NOTE: as seen in the previous tutorial, the bar in the top-right part of DENOPTIM's window turns grey to indicate the experiment is running. When it turns blue again, the experiment has been completed.
When the experiment has been completed, open the output from File->Open Recent... and select the appropriate path. This opens a GARun Inspector tab where you find:
- The evolution plot (top-right panel): each point is a a candidate, click on it to display the structure and properties of the candidate. By default, the plot show two blue lines: the minimum and the maximum value of the fitness in the population. The button Show/Hide Population Stats allows to add also the mean and median.
- The monitor plot (bottom-right panel): collects numerical indicators of the algorithm behaviour, such as the number of attempts to create candidates, which is the series shown by default. The button Show/Hide Population Stats allows to add/remove series to the plot.
NOTE: Plots can be saved by right-clicking on them and choosing Save As.... Similarly, you can save pictures of molecular models by right-clicking on them and choosing File->Save->Save As PNG.
Run two more independent experiments starting from the same input parameters. By default, each experiment uses an independent sequence of pseudo-random events. Therefore, to get independent repeats you can switch back to the input parameters by clicking on Active Tabs -> Prepare GA experiment, and submit again with Run now.... You can submit more than one experiment in parallel.

Discussion Point: if we exclude generation 0 (i.e., the initial population given as input), the distribution of fitness values over the course of the experiment appears random for all the experiments run so far. Try to explain why (Hint: remember what we noted when inspecting the input parameters in point 2)
Now we produce another set of GA experiments where we change the way the software is allowed to generate new candidates. Via Active Tabs -> Prepare GA experiment go back to the input parameters and do the following in the Genetic Algorithm tab:
- set Crossover weight = 1
- set Construction weight = 0
Submit three such “crossover-only” experiments via the Run now... button.
Inspect the results of these “crossover-only” experiments.

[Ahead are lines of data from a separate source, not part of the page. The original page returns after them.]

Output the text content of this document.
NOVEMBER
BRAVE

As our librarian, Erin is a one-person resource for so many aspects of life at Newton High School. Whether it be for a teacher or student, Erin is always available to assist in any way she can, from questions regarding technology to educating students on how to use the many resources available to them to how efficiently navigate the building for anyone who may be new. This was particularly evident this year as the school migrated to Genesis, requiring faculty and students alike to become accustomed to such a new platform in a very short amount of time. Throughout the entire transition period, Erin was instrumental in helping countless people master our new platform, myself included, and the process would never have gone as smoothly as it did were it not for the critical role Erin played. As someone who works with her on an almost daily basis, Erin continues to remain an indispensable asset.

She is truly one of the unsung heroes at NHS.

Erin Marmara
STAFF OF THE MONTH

Discussion Point: the distribution of fitness values over the course of the experiment is radically different from the "construction-only" experiments. Try to explain why (Hint: we are comparing experiments where new candidates are generated using either only crossover or only construction from scratch).
Now, we produce “mutation-only” experiments. Again, via Active Tabs -> Prepare GA experiment go back to the input parameters and set the following in the Genetic Algorithm tab:
- Crossover weight = 0
- Mutation weight = 1
- Construction weight = 0
As before, run three such experiments.
Inspect the results of these “mutation-only” experiments.

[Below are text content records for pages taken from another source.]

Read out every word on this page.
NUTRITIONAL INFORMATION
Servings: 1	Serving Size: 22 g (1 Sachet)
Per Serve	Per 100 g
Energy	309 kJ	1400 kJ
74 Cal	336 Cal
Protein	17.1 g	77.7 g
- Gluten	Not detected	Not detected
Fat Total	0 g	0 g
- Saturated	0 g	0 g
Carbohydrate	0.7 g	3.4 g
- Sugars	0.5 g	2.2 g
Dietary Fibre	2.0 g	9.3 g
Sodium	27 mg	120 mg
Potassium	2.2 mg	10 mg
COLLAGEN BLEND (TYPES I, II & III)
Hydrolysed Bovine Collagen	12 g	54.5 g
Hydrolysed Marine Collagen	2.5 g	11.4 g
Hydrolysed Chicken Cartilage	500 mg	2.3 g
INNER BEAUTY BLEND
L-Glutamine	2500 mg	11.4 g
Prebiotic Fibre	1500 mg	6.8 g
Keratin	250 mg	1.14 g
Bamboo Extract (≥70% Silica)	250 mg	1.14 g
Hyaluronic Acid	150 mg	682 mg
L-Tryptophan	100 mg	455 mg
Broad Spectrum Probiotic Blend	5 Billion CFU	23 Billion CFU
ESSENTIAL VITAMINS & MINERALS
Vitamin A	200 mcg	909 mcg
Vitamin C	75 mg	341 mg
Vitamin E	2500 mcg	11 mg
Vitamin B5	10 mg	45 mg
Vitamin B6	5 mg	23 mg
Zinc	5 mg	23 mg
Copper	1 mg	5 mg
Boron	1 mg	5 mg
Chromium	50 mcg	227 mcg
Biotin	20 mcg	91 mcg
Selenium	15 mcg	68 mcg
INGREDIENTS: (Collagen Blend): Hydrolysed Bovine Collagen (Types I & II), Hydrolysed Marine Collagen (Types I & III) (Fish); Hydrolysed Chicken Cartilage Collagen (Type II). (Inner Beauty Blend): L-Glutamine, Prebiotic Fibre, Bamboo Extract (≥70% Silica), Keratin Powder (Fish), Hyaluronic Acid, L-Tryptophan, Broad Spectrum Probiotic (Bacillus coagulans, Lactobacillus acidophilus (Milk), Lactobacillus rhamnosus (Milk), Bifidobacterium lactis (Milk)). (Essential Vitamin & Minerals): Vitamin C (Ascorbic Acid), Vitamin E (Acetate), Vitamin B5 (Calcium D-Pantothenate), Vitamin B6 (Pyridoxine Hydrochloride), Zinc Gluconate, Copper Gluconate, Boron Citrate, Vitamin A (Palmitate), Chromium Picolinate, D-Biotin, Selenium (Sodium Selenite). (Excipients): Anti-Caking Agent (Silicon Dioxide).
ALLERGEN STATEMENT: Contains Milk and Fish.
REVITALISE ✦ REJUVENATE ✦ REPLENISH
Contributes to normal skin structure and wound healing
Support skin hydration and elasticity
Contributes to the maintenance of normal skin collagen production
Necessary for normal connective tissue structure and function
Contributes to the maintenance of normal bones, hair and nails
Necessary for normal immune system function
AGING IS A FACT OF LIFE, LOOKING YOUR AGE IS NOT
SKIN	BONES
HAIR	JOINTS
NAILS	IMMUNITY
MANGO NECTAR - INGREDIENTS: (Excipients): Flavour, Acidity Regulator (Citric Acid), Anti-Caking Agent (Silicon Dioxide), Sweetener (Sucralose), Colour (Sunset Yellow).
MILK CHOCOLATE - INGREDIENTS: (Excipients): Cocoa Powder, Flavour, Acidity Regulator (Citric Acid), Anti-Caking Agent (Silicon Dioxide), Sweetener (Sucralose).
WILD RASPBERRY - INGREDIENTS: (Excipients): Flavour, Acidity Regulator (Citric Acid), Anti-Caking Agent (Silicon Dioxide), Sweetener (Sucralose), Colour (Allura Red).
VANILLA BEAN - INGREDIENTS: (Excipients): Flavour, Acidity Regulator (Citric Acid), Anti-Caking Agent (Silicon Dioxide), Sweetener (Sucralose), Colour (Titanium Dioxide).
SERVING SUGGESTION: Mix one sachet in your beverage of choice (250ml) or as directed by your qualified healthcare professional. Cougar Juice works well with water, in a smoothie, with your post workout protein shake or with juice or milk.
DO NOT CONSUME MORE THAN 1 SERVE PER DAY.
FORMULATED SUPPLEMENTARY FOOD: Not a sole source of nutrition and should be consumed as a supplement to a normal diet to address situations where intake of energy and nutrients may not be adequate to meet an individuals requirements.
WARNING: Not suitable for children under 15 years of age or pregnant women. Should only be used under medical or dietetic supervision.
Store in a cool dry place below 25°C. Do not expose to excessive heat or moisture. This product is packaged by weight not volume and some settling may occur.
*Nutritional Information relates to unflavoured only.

Discussion Point: again the distribution of fitness values over the course of the experiment is radically different from the "construction-only" experiments, and it is also different from the "crossover-only" experiments. Try to explain why (Hint: compare mutation and crossover in terms of how much structural diversity each of such operation can bring into the population).
Finally, we combine crossover, mutation and random construction (we’ll call these the “complete GA” experiments). Again, via Active Tabs -> Prepare GA experiment go back to the input parameters and set the following in the Genetic Algorithm tab:
- Crossover weight = 1
- Mutation weight = 1
- Construction weight = 1
Inspect the results of these runs as well. In particular, chose an experiment that produced a population with a high mean fitness and, from the GARun Inspector, click on Open Population Graphs to visualize the molecules in the population at a late stage of the experiment (high generation number).

Discussion Point: calculate the number of candidates (i.e., #offspring * #generations) that were visited before finding at least 3 candidate with fitness higher then 1.151 Å. For experiments that never collect that many good candidates, consider the total number of candidates visited as the lower bound value. Comparing these values against the total number candidates that can be generated from the space of building blocks, i.e., 10332 candidates, gives you an idea of the efficiency of each type of experiment.